Jonny Steinberg, Winnie and Nelson: Portrait of a Marriage (Alfred A. Knopf)
South African novelist J. M. Coetzee rightly calls this dual biography of Winnie Madikizela-Mandela and Nelson Mandela “a massive essay in political biography.” Steinberg’s book relies on a voluminous, recently uncovered file stolen by the apartheid regime’s last minister of justice and prisons when he left office. With the insights provided by that archive, Steinberg fulfills the promise of his title: this is truly a biography of a marriage. The Mandelas lived together just four years after marrying in 1958; they were not allowed to touch each other for years after Nelson was imprisoned for treason. During that time, both fought to end apartheid and to burnish the myth of their beautiful partnership despite growing ideological differences. They divorced in 1996 while Nelson was serving as South Africa’s first post-apartheid president. Steinberg deftly arranges complex historical information, yet what sets this book apart as a biography is his tone. “A biographer ought to be wary of the idea that any document reveals his subject’s essence,” he writes after quoting a particularly raw letter by Winnie. In his final chapter, Steinberg recounts an occasion when he, a white college student, shook Nelson Mandela’s hand. Maybe that incident explains the author’s fascination with his subjects; more importantly, his analysis of the episode displays his impartiality and wisdom. Throughout this powerful biography, Steinberg imbues a painful, sometimes lurid story with the love and respect its subjects deserve.

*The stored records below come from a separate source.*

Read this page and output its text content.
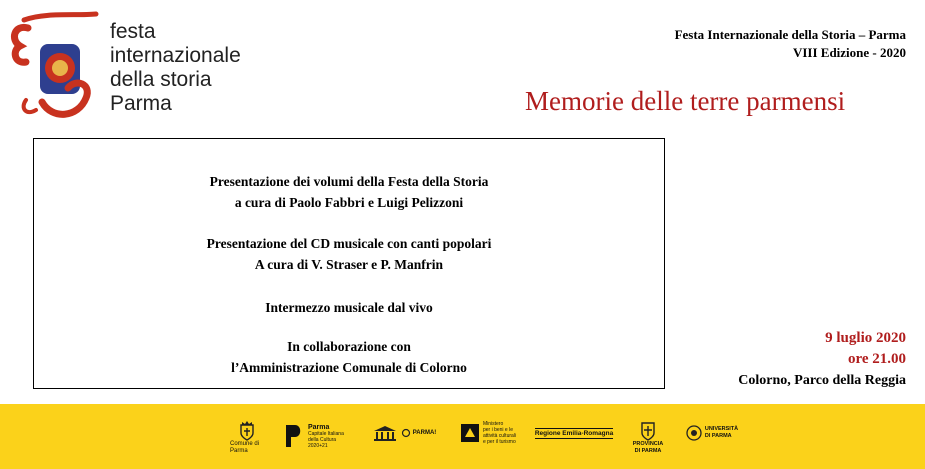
festa
internazionale
della storia
Parma
Festa Internazionale della Storia – Parma
VIII Edizione - 2020
Memorie delle terre parmensi

Presentazione dei volumi della Festa della Storia

a cura di Paolo Fabbri e Luigi Pelizzoni

Presentazione del CD musicale con canti popolari

A cura di V. Straser e P. Manfrin

Intermezzo musicale dal vivo

In collaborazione con

l’Amministrazione Comunale di Colorno

9 luglio 2020
ore 21.00
Colorno, Parco della Reggia
Comune di Parma
Parma
Capitale Italiana
della Cultura
2020+21
PARMA!
Ministero
per i beni e le
attività culturali
e per il turismo
Regione Emilia-Romagna
PROVINCIA
DI PARMA
UNIVERSITÀ
DI PARMA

Yepoka Yeebo, Anansi’s Gold: The Man Who Looted the West, Outfoxed Washington, and Swindled the World (Bloomsbury)
In a captivating, genre-bending debut, Yepoka Yeebo reconstructs the strange life of John Ackah Blay-Miezah, a big, cigar-chomping flim-flam man from Ghana who masterminded one of the largest, longest-running con jobs the world has ever seen. Yeebo sets the stage in the tumultuous early days of independence from British rule when most of Ghana’s considerable wealth was still held in London. When Ghana asked for its money, much of it had disappeared in bad investments. The scandal lodged in Blay-Miezah’s brain, where it morphed over time into a bold plan glued together with criminal intent. For years, Blay-Miezah lived lavishly and outwitted his investors, Ghanaian governments, Swiss bankers, British businessmen, and the FBI. To research this brilliant study of human duplicity and greed, Yeebo sought obscure and far-flung sources. She found people willing to talk and documents that had survived war, fire, and rampages. Yeebo skillfully pulls back Blay-Miezah’s curtain of lies and fake identities to reveal how he charmed his victims out of millions. Wry, penetrating, and unfailingly entertaining, the book sits at the intersection of biography, history, and investigative journalism.